Data Quality | Tutorial | Data Quality Management | Data Quality Assessment | Data Quality Issues - YouTube

Channel: unknown

[1]
Hello, and welcome to this data quality tutorial. First, let us understand. What is data quality?
[11]
Now, basically data is of high quality if it does not suffer from data issues.
[17]
There are many possible issues with data. We will see multiple examples shortly.
[26]
Now, data is used for many functions such as operations, customer management, marketing analysis and decision making.
[33]
if the data is of poor quality, there are several problems like wastage of time and money due to incorrect reports, poor decisions and
[41]
frustration.
[42]
Now, let us see examples of data issues.
[46]
First issue is incompleteness. Here is the Customer table
[50]
with columns FirstName, LastName, BillingAddres, Shipping Address and Email.
[56]
For example, Dave has a billing address of 111 Main City street, and the email is [email protected]
[66]
Now, here LastName is missing, Shipping Address is missing and the Email is truncated.
[77]
Robert has the default BillingAddress and
[81]
his ShippingAddress is missing.
[83]
It is also possible that the Customer table misses records that exist in the source data, or the customer table is not updated.
[94]
Second data quality issues is accuracy. Here is the employee table with columns, Name, Position, Department and Email.
[104]
Now, Anna's Position and Department is interchanged.
[110]
Berry's Position has a typo in Software.
[116]
Charles' Department has a junk value.
[122]
The third data quality issue is inconsistency. Here is the Order table with columns, OrderNumber, CustomerId,
[128]
ShipDate and Total.
[132]
Now, the totals are in different currency. This one is in dollars, and this one is in euros.
[141]
The currency should be consistent.
[146]
Fourth data quality issue is Invalidity.
[149]
Here is the Product table with columns, ProductCode, Name, UnitsAvailable and RetireDate.
[159]
Now, UnitsAvailable is negative in this row. Which is impossible.
[166]
Also Widget2 is already retired, but still present in this table.
[173]
The fifth data quality issue is Redundancy. Here is a Customer table with columns, FirstName, LastName and Email.
[183]
Now, the second row is a duplicate of the first row because the email addresses are the same.
[193]
The sixth data quality issue is Non-standard. Here is the Order table with columns, OrderNumber, CustomerID and Total.
[205]
In the
[206]
second row, the total has four places after the decimal point, so it is in non-standard format.
[215]
Now, let us see the process of data quality assurance, which can be used by the data quality analyst.
[224]
It has three main activities.
[227]
First is data profiling.
[230]
It involves exploring the data
[233]
to understand and analyze it.
[236]
Then identify
[238]
the data quality issues and then summarize the data in Table Row counts, blank values, duplicates and so on.
[246]
If the data quality issue is widespread, the data quality is poorer.
[251]
For example, if the Customer table has 2% rows missing, the data quality is higher than if the Customer table has 20% rows missing.
[263]
Data quality can be expressed in data quality metrics such as % Complete, % Accurate, % Conformance.
[271]
(that means conformance to business rules
[274]
like value >= the lower range).
[279]
Now, manual data profiling with SQL queries is effort intensive, so only a small subset of data can be profiled.
[288]
However tools like SQL Server Data Quality Services do not need writing sql queries and
[296]
can run checks on the entire data set quickly.
[302]
The next activity in data QA is Data Cleansing.
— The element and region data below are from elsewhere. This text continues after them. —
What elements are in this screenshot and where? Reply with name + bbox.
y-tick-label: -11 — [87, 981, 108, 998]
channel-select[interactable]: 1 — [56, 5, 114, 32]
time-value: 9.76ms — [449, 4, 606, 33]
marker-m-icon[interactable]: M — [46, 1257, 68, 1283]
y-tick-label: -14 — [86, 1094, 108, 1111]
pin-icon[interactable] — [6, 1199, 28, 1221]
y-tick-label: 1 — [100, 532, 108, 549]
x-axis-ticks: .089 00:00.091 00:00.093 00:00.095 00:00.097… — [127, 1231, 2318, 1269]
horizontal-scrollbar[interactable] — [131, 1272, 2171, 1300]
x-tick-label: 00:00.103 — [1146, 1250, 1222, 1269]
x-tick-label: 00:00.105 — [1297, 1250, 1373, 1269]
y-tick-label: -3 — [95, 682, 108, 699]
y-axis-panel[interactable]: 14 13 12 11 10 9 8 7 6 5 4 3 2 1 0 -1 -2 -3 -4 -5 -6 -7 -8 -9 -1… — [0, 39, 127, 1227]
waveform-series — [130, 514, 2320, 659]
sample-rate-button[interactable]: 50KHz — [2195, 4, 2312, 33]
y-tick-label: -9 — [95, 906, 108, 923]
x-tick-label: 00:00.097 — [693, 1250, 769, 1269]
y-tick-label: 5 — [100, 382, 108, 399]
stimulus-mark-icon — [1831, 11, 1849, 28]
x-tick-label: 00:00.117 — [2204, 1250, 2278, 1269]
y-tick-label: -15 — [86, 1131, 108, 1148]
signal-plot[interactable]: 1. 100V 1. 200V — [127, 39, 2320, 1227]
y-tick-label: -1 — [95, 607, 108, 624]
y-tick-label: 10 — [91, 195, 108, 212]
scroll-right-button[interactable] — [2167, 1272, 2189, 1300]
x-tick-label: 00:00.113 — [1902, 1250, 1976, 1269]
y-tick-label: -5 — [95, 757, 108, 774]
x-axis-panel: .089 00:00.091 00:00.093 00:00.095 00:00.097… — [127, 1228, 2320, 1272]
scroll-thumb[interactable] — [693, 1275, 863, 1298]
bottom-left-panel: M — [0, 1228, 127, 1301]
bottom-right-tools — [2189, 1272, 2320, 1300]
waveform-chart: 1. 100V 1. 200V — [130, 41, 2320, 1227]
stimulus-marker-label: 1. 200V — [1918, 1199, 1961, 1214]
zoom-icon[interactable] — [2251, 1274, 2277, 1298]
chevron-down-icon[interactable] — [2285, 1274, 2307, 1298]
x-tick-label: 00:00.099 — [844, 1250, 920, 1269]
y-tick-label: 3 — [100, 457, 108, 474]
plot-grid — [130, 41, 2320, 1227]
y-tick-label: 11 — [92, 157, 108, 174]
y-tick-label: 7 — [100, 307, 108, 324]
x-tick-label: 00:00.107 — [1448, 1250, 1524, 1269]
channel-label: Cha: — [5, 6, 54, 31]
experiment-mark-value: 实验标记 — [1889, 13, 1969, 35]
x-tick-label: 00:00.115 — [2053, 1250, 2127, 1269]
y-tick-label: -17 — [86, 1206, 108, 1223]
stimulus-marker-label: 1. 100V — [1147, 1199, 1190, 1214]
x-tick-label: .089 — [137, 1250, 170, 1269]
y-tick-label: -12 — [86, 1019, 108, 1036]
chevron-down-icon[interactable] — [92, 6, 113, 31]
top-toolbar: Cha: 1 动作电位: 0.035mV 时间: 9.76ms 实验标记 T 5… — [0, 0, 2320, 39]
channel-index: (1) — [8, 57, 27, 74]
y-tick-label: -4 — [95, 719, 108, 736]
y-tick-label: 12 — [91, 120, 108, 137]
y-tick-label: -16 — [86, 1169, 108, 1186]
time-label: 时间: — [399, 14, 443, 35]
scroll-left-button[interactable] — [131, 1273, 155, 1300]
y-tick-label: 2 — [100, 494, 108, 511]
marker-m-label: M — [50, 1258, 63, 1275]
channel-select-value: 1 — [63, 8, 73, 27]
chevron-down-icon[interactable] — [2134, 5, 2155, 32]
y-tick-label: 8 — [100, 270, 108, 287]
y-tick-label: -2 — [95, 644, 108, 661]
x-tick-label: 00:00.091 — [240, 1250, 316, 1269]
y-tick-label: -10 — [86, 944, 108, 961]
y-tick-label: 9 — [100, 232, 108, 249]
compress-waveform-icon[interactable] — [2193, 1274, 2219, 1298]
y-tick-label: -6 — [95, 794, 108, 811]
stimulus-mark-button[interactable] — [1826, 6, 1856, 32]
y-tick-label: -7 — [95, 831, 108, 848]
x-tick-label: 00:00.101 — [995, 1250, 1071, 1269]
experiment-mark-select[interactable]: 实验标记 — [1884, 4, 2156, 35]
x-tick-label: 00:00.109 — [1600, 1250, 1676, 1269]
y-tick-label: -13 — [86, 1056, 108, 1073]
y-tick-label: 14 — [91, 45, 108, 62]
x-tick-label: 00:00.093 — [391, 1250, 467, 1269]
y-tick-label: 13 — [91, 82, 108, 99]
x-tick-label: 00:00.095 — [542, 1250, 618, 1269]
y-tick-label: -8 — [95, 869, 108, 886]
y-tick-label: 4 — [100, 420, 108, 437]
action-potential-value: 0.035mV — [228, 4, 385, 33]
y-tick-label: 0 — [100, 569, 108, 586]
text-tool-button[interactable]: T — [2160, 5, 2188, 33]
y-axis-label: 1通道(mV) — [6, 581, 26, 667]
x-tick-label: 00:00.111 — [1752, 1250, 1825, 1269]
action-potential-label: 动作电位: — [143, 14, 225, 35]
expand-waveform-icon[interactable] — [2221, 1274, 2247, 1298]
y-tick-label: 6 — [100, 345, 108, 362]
It involves fixing data issues.
[309]
Simple updates fix data quality issues like misspellings, typos, incorrect formats and missing foreign keys.
[316]
In case of duplicates,
[318]
one of the rows is selected as the Master.
[321]
Data in the duplicate rows is used to enrich the Master or just discarded.
[328]
Selective imports bring in the missing rows.
[331]
Obsolete data is deleted.
[334]
The important point is that due to the risk associated with data changes, such changes are NOT applied to the database directly.
[342]
Each proposed change is listed and
[346]
reviewed by a domain expert also known as the Data Steward.
[350]
The Data Steward approves or rejects proposed changes. Only the approved changes are applied by the Data Quality Analyst.
[362]
The next activity in data QA is data monitoring. The data should be maintained in a clean state.
[369]
Users entering new data check business rules first.
[373]
Users who consume data, submit data quality issues for review.
[377]
The Data Quality Analyst
[380]
runs checkers like parsers, spell-checkers, business rules checkers, duplicate checkers etc. to find out
[388]
data quality issues and submit them to the Data Steward.
[394]
If the Data Seaward lacks in domain knowledge, he or she can use
[399]
pre-built knowledge bases with business rules from multiple domains like address, zip code etc.
[408]
That's all in this video. Thank you and see you in my other videos on Database normalization.